Con: The Misconstrued Meaning of Valentine’s Day

Anjali Bhatia, Print Copy Editor

Valentine’s Day should be a holiday to celebrate and cherish the people we love. However, companies have commercialized the holiday in pursuit of profits. St. Valentine’s Day originates from the festival of Lupercalia which occurred in 270 A.D. and celebrated fertility. Roman priests would sacrifice an animal, usually a dog or a goat, and strip their hides, which would then be placed on the women, in the belief that this practice would induce fertility. At the end of Lupercalia, women would put their names in an urn and bachelors would pick a name. The chosen woman and the bachelor would be “paired” for the year and most likely become married.

This festival continued to take place in this form until the rise of Christianity. Christian priests deemed the festival immoral and replaced the holiday with St. Valentine’s Day. Soon after, this day became associated with love. Written valentines, however, did not appear until the 1400s, when the Duke of Orleans sent a poem to his wife while he was imprisoned. This was the first valentine; however, the greeting cards that are ubiquitous today are far different from this handwritten love letter.

The current frenzy around Valentine’s Day started in the 1800s when a woman named Esther Howland, known as the “Mother of Valentine,” made elaborate creations with ribbons, lace, and pictures. By the 1820s, nearly 200,000 valentines were circulating in London annually. By the late 1840s, these exchanges had doubled. During the 1840s, the holiday was popularized by newspapers and magazines as a day of rest and pushback against industrialization. They called for “more soul-play and less head-work” and believed that what the U.S. needed was more holidays that didn’t focus on business or money but gave the country times that “allowed for ‘an abandon of feelings.’”  By 1867, more than a million cards were being produced. Over the decades, various companies took advantage of the trend and started associating their products with this holiday. Candy, flowers, cards, and jewelry soon became a part of this tradition. Today, Valentine’s Day will generate about $19.6 billion of sales, and the average American will spend $142.31 buying an assortment of gifts. Hallmark and other greeting card companies distribute over 144 million Valentine’s Day cards each year.
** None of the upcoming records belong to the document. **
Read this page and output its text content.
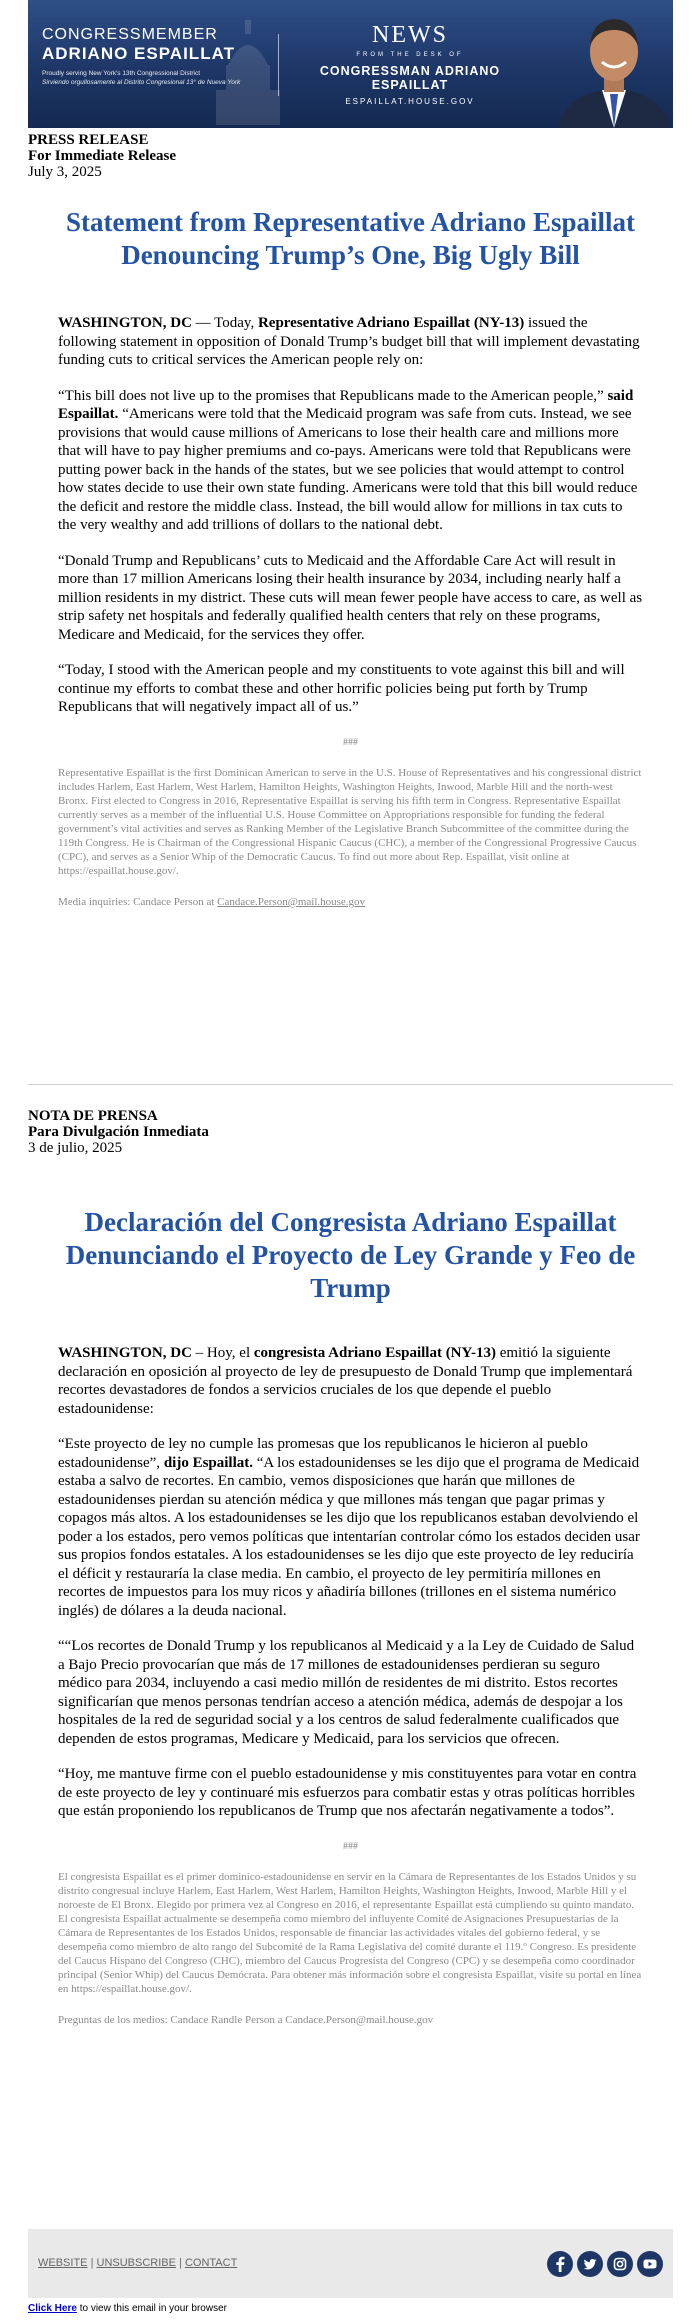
CONGRESSMEMBER
ADRIANO ESPAILLAT
Proudly serving New York's 13th Congressional District
Sirviendo orgullosamente al Distrito Congresional 13° de Nueva York
NEWS
FROM THE DESK OF
CONGRESSMAN ADRIANO ESPAILLAT
ESPAILLAT.HOUSE.GOV
PRESS RELEASE
For Immediate Release
July 3, 2025
Statement from Representative Adriano Espaillat Denouncing Trump’s One, Big Ugly Bill

WASHINGTON, DC — Today, Representative Adriano Espaillat (NY-13) issued the following statement in opposition of Donald Trump’s budget bill that will implement devastating funding cuts to critical services the American people rely on:

“This bill does not live up to the promises that Republicans made to the American people,” said Espaillat. “Americans were told that the Medicaid program was safe from cuts. Instead, we see provisions that would cause millions of Americans to lose their health care and millions more that will have to pay higher premiums and co-pays. Americans were told that Republicans were putting power back in the hands of the states, but we see policies that would attempt to control how states decide to use their own state funding. Americans were told that this bill would reduce the deficit and restore the middle class. Instead, the bill would allow for millions in tax cuts to the very wealthy and add trillions of dollars to the national debt.

“Donald Trump and Republicans’ cuts to Medicaid and the Affordable Care Act will result in more than 17 million Americans losing their health insurance by 2034, including nearly half a million residents in my district. These cuts will mean fewer people have access to care, as well as strip safety net hospitals and federally qualified health centers that rely on these programs, Medicare and Medicaid, for the services they offer.

“Today, I stood with the American people and my constituents to vote against this bill and will continue my efforts to combat these and other horrific policies being put forth by Trump Republicans that will negatively impact all of us.”

###

Representative Espaillat is the first Dominican American to serve in the U.S. House of Representatives and his congressional district includes Harlem, East Harlem, West Harlem, Hamilton Heights, Washington Heights, Inwood, Marble Hill and the north-west Bronx. First elected to Congress in 2016, Representative Espaillat is serving his fifth term in Congress. Representative Espaillat currently serves as a member of the influential U.S. House Committee on Appropriations responsible for funding the federal government’s vital activities and serves as Ranking Member of the Legislative Branch Subcommittee of the committee during the 119th Congress. He is Chairman of the Congressional Hispanic Caucus (CHC), a member of the Congressional Progressive Caucus (CPC), and serves as a Senior Whip of the Democratic Caucus. To find out more about Rep. Espaillat, visit online at https://espaillat.house.gov/.

Media inquiries: Candace Person at Candace.Person@mail.house.gov
NOTA DE PRENSA
Para Divulgación Inmediata
3 de julio, 2025
Declaración del Congresista Adriano Espaillat Denunciando el Proyecto de Ley Grande y Feo de Trump

WASHINGTON, DC – Hoy, el congresista Adriano Espaillat (NY-13) emitió la siguiente declaración en oposición al proyecto de ley de presupuesto de Donald Trump que implementará recortes devastadores de fondos a servicios cruciales de los que depende el pueblo estadounidense:

“Este proyecto de ley no cumple las promesas que los republicanos le hicieron al pueblo estadounidense”, dijo Espaillat. “A los estadounidenses se les dijo que el programa de Medicaid estaba a salvo de recortes. En cambio, vemos disposiciones que harán que millones de estadounidenses pierdan su atención médica y que millones más tengan que pagar primas y copagos más altos. A los estadounidenses se les dijo que los republicanos estaban devolviendo el poder a los estados, pero vemos políticas que intentarían controlar cómo los estados deciden usar sus propios fondos estatales. A los estadounidenses se les dijo que este proyecto de ley reduciría el déficit y restauraría la clase media. En cambio, el proyecto de ley permitiría millones en recortes de impuestos para los muy ricos y añadiría billones (trillones en el sistema numérico inglés) de dólares a la deuda nacional.

““Los recortes de Donald Trump y los republicanos al Medicaid y a la Ley de Cuidado de Salud a Bajo Precio provocarían que más de 17 millones de estadounidenses perdieran su seguro médico para 2034, incluyendo a casi medio millón de residentes de mi distrito. Estos recortes significarían que menos personas tendrían acceso a atención médica, además de despojar a los hospitales de la red de seguridad social y a los centros de salud federalmente cualificados que dependen de estos programas, Medicare y Medicaid, para los servicios que ofrecen.

“Hoy, me mantuve firme con el pueblo estadounidense y mis constituyentes para votar en contra de este proyecto de ley y continuaré mis esfuerzos para combatir estas y otras políticas horribles que están proponiendo los republicanos de Trump que nos afectarán negativamente a todos”.

###

El congresista Espaillat es el primer dominico-estadounidense en servir en la Cámara de Representantes de los Estados Unidos y su distrito congresual incluye Harlem, East Harlem, West Harlem, Hamilton Heights, Washington Heights, Inwood, Marble Hill y el noroeste de El Bronx. Elegido por primera vez al Congreso en 2016, el representante Espaillat está cumpliendo su quinto mandato. El congresista Espaillat actualmente se desempeña como miembro del influyente Comité de Asignaciones Presupuestarias de la Cámara de Representantes de los Estados Unidos, responsable de financiar las actividades vitales del gobierno federal, y se desempeña como miembro de alto rango del Subcomité de la Rama Legislativa del comité durante el 119.º Congreso. Es presidente del Caucus Hispano del Congreso (CHC), miembro del Caucus Progresista del Congreso (CPC) y se desempeña como coordinador principal (Senior Whip) del Caucus Demócrata. Para obtener más información sobre el congresista Espaillat, visite su portal en línea en https://espaillat.house.gov/.

Preguntas de los medios: Candace Randle Person a Candace.Person@mail.house.gov
WEBSITE | UNSUBSCRIBE | CONTACT
Click Here to view this email in your browser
What we have lost in this commercialization is the original intent and meaning behind this day. It cheapens the idea of true love by substituting honest feelings with material goods. Love is then measured not by sincere expression, but by the size and dollar amount of the gift, implying that the more money spent, the more real the love. However, in reality, no such correlation exists. I believe a true measure of love is not the cost of the gift, but the sacrifice and true feelings of the giver. This day provides the opportunity to express our friendship, commitment, and love to those we care most about and surely we can find a better way to do so than merely purchasing material goods.